Last week, we were told by the Finance Minister, Tun Tan Siew Sin, that one of these villains was importers who made over 100% profits.

It is obvious that the Alliance government does not have an overall strategy to combat inflation, partly because the Alliance Government is not aware that inflation has become a major or national problem in Malaysia, as it is a party of the rich for the rich.

Unless the Alliance government seriously comes to grips with this problem by working out a national strategy to declare war on inflation, the Second Malaysia Plan’s objective to restructure society and abolish poverty will remain a paper dream.

The government should consider the various causes of inflation, and impose statutory control on prices, to ensure that the rakyat are not fleeced and held to ransom by avaricious monopolists and cartels through unconscionable price fixing.

The Alliance Government itself is one of the villains of the inflation. One of the causes of inflation is the government’s sales tax, excise duties, import quotas and high tariffs.

Taxation should serve not only to collect sufficient revenue, but even more important, to act as instrument to redistribute wealth in order to reduce social inequities. Unfortunately, the 5% Sales Tax, being a regressive indirect taxation, bears down harder on the poor than the rich. It also serves as a blank cheque for the manufacturers, wholesalers, importers to increase the prices of goods in multiple stages.

That Tun Tan Siew Sin’s 5% Sales Tax has a pernicious effect on consumer price stability has been admitted by no less a body as the Bank Negara itself. In this 1972 Annual Report released this year, the Bank Negara said there was a strong correlation between the imposition of the 5 percent Sale Tax and the noticeable rise in the consumer price index.

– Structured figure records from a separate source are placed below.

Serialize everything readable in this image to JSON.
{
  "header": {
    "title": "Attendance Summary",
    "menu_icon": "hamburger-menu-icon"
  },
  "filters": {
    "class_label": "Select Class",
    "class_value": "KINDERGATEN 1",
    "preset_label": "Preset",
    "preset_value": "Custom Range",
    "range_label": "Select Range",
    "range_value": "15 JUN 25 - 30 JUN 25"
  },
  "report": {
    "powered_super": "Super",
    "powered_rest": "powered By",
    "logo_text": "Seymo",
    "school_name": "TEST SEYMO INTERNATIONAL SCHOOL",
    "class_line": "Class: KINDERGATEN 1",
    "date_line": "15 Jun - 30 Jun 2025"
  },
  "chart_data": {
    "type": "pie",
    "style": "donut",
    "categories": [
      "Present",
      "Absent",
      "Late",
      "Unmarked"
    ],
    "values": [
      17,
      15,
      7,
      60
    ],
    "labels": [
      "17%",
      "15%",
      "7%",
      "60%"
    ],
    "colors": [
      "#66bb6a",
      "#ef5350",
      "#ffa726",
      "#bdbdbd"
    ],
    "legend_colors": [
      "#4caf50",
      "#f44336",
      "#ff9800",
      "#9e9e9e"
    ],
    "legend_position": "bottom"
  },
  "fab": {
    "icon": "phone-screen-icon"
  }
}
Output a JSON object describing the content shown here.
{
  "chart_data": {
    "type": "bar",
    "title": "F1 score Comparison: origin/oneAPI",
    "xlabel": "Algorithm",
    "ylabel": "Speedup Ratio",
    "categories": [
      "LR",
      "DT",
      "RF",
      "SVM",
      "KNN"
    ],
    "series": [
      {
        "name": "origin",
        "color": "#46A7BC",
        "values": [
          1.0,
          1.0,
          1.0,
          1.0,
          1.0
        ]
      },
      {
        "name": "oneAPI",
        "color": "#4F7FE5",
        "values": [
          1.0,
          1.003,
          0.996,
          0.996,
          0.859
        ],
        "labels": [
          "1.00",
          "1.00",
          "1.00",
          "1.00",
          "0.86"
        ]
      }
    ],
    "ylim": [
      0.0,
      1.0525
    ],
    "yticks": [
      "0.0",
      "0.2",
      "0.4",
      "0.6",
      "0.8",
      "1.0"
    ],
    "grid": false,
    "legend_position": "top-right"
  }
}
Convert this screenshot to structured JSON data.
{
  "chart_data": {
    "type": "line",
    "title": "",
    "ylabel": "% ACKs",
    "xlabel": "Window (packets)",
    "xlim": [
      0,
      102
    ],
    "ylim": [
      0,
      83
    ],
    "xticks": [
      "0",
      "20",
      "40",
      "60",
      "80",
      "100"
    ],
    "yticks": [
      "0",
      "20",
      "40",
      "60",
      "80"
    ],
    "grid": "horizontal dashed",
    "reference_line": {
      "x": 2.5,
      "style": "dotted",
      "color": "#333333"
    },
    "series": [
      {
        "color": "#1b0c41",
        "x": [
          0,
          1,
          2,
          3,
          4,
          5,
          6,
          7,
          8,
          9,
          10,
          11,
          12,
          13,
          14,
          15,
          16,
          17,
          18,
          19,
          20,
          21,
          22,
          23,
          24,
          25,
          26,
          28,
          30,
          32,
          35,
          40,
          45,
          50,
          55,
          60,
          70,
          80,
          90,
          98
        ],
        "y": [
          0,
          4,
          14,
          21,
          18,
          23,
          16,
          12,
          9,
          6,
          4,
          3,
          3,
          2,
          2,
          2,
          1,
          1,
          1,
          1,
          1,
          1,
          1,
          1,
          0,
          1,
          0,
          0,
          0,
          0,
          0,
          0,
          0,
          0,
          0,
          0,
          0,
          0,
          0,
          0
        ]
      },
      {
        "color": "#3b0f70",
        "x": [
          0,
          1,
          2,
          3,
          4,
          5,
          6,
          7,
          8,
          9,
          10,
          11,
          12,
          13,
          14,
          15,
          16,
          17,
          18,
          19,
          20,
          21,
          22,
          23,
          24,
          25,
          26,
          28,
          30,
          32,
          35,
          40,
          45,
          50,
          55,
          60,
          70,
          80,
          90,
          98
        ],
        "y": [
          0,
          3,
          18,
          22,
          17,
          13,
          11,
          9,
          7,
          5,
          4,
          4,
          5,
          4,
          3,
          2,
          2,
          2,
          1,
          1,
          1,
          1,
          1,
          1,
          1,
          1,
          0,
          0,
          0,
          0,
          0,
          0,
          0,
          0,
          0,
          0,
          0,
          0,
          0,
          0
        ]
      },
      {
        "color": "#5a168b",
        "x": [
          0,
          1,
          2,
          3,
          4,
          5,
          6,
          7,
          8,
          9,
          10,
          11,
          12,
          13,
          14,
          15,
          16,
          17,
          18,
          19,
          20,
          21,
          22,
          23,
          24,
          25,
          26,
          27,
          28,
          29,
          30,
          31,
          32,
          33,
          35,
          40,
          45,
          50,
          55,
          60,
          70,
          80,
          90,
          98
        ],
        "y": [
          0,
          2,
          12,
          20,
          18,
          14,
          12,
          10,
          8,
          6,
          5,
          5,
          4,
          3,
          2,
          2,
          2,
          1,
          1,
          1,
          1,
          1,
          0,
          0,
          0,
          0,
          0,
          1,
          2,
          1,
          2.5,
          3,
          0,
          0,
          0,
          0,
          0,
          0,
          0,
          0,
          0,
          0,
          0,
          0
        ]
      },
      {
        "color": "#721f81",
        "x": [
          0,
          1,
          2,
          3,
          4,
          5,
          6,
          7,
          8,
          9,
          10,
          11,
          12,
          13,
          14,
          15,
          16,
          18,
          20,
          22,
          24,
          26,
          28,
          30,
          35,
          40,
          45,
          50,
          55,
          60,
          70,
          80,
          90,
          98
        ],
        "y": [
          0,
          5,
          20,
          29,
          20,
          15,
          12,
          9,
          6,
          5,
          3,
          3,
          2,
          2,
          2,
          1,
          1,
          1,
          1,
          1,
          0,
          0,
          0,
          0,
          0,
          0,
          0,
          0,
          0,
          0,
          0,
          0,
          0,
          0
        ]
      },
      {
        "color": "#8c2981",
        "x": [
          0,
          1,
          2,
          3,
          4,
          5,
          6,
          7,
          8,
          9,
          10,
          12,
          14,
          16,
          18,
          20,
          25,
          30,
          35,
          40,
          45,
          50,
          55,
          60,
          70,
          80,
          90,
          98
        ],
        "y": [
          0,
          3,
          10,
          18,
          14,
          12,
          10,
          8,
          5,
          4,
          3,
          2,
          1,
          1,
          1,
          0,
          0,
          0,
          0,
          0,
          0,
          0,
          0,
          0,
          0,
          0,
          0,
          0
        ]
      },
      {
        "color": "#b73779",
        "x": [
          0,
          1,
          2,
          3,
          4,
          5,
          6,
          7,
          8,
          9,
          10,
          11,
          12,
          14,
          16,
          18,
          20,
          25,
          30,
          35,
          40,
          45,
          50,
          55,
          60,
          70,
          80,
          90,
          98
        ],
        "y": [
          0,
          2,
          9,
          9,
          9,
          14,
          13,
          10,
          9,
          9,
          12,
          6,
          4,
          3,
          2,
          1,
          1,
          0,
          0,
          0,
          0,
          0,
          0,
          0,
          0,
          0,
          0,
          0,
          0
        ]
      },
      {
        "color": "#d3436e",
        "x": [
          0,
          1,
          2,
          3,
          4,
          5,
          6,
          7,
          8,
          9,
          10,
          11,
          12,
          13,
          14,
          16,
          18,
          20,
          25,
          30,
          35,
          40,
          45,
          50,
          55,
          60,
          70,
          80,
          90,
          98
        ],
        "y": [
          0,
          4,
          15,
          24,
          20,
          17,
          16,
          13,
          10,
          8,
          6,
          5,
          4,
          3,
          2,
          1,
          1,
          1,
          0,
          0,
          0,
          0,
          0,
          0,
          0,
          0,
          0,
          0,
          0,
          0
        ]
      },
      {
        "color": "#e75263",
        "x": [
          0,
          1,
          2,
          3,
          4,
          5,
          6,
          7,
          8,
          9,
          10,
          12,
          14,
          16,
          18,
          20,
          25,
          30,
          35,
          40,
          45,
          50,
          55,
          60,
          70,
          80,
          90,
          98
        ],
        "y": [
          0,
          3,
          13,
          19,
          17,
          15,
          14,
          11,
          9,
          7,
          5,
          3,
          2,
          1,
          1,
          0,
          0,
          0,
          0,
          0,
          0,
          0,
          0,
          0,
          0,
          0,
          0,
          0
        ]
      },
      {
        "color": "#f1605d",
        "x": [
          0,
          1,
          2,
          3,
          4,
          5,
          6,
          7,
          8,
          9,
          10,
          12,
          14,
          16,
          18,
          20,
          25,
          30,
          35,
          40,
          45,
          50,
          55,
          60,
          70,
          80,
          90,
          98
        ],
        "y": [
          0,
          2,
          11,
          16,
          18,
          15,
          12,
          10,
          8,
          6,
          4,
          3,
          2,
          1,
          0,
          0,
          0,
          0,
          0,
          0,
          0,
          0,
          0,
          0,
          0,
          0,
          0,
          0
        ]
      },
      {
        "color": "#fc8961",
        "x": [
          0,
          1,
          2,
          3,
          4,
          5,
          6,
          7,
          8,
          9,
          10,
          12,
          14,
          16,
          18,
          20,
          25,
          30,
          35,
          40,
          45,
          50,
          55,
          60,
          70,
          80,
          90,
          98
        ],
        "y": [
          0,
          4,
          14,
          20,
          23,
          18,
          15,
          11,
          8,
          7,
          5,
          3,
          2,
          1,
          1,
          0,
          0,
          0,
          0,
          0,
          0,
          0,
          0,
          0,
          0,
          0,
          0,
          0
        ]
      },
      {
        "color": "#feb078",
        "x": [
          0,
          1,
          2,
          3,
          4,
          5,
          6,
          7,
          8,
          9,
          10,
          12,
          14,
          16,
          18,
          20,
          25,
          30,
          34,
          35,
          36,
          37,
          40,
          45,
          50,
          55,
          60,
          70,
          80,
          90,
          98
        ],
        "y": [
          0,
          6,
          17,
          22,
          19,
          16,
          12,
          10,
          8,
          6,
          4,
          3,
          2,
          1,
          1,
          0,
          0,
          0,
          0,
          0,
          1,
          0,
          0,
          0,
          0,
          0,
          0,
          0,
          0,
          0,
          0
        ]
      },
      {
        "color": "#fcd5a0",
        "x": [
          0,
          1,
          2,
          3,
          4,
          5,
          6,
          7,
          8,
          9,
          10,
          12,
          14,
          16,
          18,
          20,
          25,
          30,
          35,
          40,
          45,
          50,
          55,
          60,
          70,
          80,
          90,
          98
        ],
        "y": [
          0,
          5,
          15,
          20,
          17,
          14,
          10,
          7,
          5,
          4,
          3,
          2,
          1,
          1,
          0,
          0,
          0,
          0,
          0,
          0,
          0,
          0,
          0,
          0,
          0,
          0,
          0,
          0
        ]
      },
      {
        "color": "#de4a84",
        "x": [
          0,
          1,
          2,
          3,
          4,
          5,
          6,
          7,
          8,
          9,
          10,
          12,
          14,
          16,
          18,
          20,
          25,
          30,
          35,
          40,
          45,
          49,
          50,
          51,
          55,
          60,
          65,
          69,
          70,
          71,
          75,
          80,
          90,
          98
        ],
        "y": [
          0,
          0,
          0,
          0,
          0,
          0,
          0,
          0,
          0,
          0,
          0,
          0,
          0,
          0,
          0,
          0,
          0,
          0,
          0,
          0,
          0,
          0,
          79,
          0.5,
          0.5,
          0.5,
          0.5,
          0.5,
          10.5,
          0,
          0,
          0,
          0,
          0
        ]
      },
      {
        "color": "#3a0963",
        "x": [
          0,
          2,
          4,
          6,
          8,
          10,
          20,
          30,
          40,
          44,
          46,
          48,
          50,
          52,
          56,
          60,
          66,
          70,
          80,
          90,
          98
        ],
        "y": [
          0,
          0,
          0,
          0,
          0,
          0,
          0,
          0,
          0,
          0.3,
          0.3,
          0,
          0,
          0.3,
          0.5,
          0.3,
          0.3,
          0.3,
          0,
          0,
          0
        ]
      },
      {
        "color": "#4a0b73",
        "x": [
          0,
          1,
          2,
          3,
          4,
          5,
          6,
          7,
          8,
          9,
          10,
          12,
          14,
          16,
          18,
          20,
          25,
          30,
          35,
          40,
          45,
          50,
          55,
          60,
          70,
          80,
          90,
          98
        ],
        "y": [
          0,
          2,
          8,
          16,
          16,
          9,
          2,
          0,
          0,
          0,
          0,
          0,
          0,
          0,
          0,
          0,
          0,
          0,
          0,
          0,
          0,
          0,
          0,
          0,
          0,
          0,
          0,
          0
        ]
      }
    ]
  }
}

Causes of the inflationary situation were “because of raising revenue and the protection of domestic industries.”

The abolition of the 5% Sales Tax must therefore be one of the measures to combat inflation in the country if the Second Malaysia Plan is to benefit the poor of all races in the country.

Another area which the government can profitably look into to combat inflation is to slash public sector expenditures on projects of no or little economic value. The Senai International Airport, where tens of millions of dollars are being expended, is a classic example of government ‘white-elephants’. Another example is the thinly-disguised pleasure trips by govt.servants, State Assemblymen.

To sum up, therefore, the Alliance Government, in accordance with the declared objective of the Second Malaysia Plan to restructure society and abolish poverty, should declare national war on inflation and work out overall strategy which would include statutory control of prices, abolition of sales tax and other regressive forms of taxation, and the pruning of non-essential government expenditure.

Let the battle against inflation move from words to action.